Uma cidade que se levanta com os pés no chão


Verticalizar não é pecado. Espraiar não é solução. Mas nenhum prédio se sustenta sem alicerce — e é isso que falta a São Paulo: um solo comum entre os que constroem, os que regulam e os que vivem.


Foi o Fernando Mattar, amigo e paulistano, que me chamou a atenção para a matéria da ilustríssima. Ela impacta diretamente o meu quotidiano que vive exatamente entre a cidadania e o desenvolvimento imobiliário.

De um lado, o artigo “Na selva de pedra” denuncia, com propriedade, a tragédia silenciosa de uma cidade que cresce sem adensar. Os prédios sobem, mas a densidade despenca. Os centros esvaziam, as periferias se alastram, e a promessa de inclusão se transforma em miragem de concreto. A crítica é legítima: não há política urbana eficaz se ela ignora a vida — a vida cotidiana, vizinha, compartilhada.


De outro, há uma verdade igualmente inescapável: o mercado imobiliário, quando bem direcionado, é uma alavanca poderosa de transformação urbana. Onde há metrô, asfalto e esgoto, faz mais sentido construir do que empurrar a cidade para zonas frágeis e distantes. Prédios não são inimigos. O abandono, sim.

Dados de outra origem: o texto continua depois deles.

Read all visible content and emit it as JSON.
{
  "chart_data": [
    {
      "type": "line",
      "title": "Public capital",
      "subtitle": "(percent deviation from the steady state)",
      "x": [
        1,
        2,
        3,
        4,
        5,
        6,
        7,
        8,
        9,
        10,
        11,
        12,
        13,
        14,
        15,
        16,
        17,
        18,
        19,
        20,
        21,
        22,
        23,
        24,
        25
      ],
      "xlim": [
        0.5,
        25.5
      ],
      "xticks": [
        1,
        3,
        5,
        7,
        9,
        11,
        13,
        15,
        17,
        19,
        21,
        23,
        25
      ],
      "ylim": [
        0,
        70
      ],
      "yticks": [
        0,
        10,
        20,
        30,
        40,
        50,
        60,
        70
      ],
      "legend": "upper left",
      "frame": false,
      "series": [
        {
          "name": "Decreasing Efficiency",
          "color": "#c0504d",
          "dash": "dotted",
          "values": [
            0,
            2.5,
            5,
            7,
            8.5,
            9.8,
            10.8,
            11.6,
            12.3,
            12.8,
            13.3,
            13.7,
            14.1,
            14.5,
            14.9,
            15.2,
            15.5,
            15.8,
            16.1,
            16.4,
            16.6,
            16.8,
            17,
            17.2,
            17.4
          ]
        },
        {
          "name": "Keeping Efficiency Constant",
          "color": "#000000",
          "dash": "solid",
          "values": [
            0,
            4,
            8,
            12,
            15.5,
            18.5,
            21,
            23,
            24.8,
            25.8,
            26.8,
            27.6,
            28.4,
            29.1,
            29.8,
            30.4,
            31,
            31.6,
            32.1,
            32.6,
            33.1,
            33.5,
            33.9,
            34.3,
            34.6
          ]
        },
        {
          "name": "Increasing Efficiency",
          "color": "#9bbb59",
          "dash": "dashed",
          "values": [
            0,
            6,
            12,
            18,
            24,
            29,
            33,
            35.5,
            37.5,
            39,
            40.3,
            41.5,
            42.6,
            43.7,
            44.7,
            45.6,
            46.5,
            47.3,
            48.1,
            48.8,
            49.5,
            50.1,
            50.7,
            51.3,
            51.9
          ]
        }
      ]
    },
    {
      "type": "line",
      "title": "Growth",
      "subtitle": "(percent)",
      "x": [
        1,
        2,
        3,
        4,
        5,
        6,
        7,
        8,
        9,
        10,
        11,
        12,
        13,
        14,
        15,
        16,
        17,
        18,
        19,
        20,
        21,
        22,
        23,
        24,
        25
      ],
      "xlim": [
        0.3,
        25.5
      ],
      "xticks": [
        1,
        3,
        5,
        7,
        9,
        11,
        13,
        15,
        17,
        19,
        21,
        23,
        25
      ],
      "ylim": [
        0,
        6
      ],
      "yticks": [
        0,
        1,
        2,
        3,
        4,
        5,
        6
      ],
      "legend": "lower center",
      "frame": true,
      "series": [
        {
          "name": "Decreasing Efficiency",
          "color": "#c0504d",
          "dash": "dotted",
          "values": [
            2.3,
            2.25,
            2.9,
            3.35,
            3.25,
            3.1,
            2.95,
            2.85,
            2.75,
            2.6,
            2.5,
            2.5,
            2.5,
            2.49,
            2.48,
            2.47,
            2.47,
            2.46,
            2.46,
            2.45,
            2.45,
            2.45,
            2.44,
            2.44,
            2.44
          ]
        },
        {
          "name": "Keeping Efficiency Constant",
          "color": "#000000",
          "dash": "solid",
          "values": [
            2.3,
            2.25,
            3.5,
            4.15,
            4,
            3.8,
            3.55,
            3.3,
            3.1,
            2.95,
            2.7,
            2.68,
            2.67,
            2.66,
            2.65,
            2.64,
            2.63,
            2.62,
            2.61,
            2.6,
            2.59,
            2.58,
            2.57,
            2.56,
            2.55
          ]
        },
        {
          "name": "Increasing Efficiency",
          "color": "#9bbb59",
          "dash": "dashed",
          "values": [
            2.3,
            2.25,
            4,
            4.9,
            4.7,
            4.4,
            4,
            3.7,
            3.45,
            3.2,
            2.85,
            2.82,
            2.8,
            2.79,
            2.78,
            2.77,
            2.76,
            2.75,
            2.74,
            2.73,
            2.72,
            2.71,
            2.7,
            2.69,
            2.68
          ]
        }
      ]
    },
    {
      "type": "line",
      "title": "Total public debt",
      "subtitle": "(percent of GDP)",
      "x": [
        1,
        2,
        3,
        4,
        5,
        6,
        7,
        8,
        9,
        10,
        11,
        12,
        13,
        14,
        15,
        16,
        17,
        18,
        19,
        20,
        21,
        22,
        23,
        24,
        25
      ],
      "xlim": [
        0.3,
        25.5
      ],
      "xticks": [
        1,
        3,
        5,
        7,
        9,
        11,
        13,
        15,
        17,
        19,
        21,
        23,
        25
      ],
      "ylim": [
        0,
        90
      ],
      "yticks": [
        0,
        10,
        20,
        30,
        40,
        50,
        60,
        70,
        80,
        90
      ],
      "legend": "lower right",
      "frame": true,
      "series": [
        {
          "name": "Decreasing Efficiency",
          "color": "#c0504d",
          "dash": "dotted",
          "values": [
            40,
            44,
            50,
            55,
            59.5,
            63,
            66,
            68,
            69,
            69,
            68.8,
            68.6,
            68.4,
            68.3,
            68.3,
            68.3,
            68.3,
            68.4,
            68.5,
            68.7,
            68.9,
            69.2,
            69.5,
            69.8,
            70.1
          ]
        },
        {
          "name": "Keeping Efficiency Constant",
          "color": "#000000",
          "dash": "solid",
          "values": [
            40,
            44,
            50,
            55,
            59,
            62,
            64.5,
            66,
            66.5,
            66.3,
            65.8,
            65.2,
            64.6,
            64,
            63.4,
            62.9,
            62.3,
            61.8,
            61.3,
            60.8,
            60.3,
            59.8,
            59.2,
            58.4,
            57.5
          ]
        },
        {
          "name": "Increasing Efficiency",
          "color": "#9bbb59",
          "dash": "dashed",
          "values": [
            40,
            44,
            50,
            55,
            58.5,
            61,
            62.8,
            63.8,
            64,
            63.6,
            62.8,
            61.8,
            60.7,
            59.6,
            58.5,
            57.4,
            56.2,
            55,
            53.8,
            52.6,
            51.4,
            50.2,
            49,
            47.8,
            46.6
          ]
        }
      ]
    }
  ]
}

É preciso exigir que cada novo prédio traga benefícios para quem já mora ali — não apenas para quem vai chegar.


A reconciliação possível está na ideia de “densidade inteligente”. Isso significa permitir a verticalização em áreas com infraestrutura consolidada, mas exigir contrapartidas claras e auditáveis: calçadas largas, comércio de rua, habitação social real — e não só na planta. Implica repensar o zoneamento para favorecer a mistura de usos, de classes e de tempos: apartamentos de 20, 60 e 100 metros quadrados no mesmo quarteirão; creches ao lado de cafés; árvores entre as garagens.

É também a hora de inverter a lógica dos incentivos: premiar quem integra, punir quem segrega. Tornar o EIV (Estudo de Impacto de Vizinhança) um instrumento público e popular, com voz real da comunidade. E, acima de tudo, exigir que cada novo prédio traga benefícios para quem já mora ali — não apenas para quem vai chegar.

Isso não é impossível. Não exige revolução. Exige inteligência, articulação e coragem política. Uma cidade viva é aquela onde se pode descer do elevador e encontrar um vizinho na calçada. Se os construtores entenderem isso como valor, os moradores entenderão isso como lar.